Le fonti principali de L'Œuvre sono senz’altro la novella balzacchiana e l’opera dei fratelli Goncourt, Manette Salomon (1867). Le Chef-d’œuvre inconnu, che non ha, tuttavia, la pretesa di trattare la pittura contemporanea, né di fare del suo protagonista il promotore della modernità pittorica, si inscrive in una prospettiva romantica. Il fallimento di Frenhofer risiede nella sua volontà di subordinare l’arte alla natura in un periodo nel quale la produzione artistica sta via via ottenendo la sua autonomia, dunque, in una fase in cui la si pensa come cosa a sé stante. Cinquanta anni più tardi, il grande romanzo di Zola ne riprende i temi: l’impotenza di un pittore geniale come conseguenza della ricerca affannosa dell’assoluto e la presenza della donna rivale dell’arte. Tuttavia, il fallimento di Claude non deriva da un’impresa inumana, bensì dalla nevrosi ereditata da Adélaïde Fouque, prima della famiglia Macquart: egli non è, dunque, responsabile dei propri errori, la sua malattia prende la forma di una ricerca dell’impossibile che gli fa perdere il senso della misura e del reale. Il bisogno di dipingere ossessivamente il nudo nelle sue tele, deriva da una sregolatezza sessuale, che si trasforma, si purifica, sublimandosi, in passione per la bellezza femminile.

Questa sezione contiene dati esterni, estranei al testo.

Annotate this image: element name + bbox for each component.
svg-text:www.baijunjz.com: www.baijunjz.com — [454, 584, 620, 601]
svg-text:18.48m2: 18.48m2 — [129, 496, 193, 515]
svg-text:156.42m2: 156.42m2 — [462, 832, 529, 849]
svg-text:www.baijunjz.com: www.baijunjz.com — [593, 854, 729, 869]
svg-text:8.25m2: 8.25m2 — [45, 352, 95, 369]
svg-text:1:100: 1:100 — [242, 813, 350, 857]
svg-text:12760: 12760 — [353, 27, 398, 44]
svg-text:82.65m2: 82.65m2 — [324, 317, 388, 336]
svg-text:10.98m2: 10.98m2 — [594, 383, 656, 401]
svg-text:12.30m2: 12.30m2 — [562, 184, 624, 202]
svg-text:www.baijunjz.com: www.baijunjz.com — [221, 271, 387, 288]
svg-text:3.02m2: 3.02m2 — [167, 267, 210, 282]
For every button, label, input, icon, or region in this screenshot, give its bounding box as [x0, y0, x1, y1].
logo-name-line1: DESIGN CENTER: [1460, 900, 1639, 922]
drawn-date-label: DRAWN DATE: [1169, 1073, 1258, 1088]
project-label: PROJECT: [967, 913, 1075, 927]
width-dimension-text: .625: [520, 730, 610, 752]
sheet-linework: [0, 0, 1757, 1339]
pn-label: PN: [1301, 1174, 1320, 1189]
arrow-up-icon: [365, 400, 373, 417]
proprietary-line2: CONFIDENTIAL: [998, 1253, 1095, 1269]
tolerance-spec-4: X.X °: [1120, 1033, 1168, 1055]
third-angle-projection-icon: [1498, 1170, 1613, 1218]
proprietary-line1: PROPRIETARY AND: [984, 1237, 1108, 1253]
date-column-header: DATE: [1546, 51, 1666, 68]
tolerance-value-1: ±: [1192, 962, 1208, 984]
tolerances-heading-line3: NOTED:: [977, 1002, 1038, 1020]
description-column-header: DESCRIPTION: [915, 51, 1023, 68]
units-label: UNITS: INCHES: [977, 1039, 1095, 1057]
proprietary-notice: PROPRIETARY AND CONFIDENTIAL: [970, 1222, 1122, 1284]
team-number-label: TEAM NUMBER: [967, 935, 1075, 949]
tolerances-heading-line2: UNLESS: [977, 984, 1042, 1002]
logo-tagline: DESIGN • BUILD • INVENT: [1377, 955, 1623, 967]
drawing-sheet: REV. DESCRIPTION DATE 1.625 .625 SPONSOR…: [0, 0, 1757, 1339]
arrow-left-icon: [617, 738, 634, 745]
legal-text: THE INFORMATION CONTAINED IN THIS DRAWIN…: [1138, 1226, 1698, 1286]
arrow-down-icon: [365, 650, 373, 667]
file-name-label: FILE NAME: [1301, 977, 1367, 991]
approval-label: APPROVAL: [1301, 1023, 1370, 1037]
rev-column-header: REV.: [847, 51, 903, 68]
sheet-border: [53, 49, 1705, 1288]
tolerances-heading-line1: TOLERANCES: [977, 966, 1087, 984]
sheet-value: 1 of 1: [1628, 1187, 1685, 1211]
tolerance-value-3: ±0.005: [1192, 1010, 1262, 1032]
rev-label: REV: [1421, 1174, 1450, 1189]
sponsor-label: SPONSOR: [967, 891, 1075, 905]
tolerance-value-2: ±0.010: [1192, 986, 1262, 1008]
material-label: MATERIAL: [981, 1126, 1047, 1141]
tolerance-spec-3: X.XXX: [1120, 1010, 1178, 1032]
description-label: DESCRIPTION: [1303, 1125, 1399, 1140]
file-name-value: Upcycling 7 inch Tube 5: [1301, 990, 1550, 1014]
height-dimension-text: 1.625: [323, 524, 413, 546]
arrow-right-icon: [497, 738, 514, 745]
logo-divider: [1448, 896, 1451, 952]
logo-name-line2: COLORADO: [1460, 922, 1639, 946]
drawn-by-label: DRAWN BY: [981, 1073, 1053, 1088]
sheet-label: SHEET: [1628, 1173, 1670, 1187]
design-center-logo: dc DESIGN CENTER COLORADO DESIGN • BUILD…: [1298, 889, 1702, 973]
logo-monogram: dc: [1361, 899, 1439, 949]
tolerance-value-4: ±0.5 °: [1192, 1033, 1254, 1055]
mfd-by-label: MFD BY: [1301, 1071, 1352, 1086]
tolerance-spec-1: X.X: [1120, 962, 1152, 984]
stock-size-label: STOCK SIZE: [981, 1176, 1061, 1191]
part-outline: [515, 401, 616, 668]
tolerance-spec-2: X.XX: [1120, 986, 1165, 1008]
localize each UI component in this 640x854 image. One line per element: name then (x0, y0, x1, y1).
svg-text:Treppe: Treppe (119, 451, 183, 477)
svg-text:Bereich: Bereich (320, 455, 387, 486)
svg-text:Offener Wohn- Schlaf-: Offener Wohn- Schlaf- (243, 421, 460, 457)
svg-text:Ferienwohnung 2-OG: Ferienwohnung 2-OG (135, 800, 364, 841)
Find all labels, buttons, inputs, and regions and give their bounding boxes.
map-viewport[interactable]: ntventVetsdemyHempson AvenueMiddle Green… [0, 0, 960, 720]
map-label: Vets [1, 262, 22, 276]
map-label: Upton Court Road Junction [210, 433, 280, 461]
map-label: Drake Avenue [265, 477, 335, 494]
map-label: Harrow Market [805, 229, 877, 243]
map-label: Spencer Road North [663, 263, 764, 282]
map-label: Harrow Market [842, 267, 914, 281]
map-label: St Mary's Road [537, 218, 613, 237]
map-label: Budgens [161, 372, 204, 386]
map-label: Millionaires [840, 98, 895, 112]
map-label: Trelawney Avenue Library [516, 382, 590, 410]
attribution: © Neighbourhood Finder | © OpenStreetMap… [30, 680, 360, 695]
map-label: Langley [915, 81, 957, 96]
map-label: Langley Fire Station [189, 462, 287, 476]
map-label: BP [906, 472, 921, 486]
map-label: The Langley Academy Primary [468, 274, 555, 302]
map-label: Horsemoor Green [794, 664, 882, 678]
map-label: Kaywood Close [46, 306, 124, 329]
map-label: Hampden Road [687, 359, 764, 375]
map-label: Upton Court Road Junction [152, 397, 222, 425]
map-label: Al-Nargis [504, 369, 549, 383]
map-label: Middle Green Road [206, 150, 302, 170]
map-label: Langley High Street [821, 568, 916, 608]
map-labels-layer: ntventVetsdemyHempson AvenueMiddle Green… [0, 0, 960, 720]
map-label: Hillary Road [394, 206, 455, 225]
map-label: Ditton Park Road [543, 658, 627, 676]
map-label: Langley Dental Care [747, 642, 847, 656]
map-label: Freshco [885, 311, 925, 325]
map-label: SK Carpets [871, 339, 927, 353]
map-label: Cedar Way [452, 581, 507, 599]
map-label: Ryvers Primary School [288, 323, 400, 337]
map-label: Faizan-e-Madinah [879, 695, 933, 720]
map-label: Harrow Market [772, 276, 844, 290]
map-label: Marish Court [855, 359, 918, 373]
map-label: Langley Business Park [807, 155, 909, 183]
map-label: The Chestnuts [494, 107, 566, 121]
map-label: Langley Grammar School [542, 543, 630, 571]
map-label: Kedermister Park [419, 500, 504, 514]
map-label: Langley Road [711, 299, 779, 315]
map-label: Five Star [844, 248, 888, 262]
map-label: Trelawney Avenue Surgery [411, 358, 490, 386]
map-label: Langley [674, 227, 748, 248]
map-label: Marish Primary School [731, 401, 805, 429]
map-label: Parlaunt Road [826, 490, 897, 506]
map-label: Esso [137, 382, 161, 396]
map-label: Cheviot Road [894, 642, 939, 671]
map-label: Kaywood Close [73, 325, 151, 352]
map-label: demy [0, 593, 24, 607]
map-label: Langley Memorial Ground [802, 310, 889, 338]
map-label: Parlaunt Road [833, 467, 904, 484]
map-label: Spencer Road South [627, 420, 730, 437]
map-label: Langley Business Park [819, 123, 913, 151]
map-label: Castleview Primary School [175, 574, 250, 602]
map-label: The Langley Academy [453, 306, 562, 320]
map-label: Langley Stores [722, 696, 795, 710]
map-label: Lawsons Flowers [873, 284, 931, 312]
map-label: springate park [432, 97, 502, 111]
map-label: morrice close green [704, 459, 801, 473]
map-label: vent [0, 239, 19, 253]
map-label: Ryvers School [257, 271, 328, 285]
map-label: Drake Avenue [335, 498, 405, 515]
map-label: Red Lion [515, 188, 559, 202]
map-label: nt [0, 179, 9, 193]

Così come Frenhofer, Claude non è un incapace, egli è piuttosto un creatore dalle ambizioni troppo grandi. Vi è un enorme décalage tra la concezione e la realizzazione, che risulta essere sempre incompleta. Ciò che soddisferebbe qualunque altro pittore, a lui non basta mai, così, imbratta la sua tela per ricominciare daccapo il suo lavoro. Il problema del talento e dello sforzo prometeico dell’uomo, la lotta dell’artista contro l’impossibile sono ricondotti ad una nevrosi ereditaria, alla pittura di un raté e della sua impotenza malata e ad una
sessualità anormale. Sandoz rappresenta la sua eco pratica e rassegnata, creatore come Claude, ma consapevole dell’imperfezione dell’opera d’arte.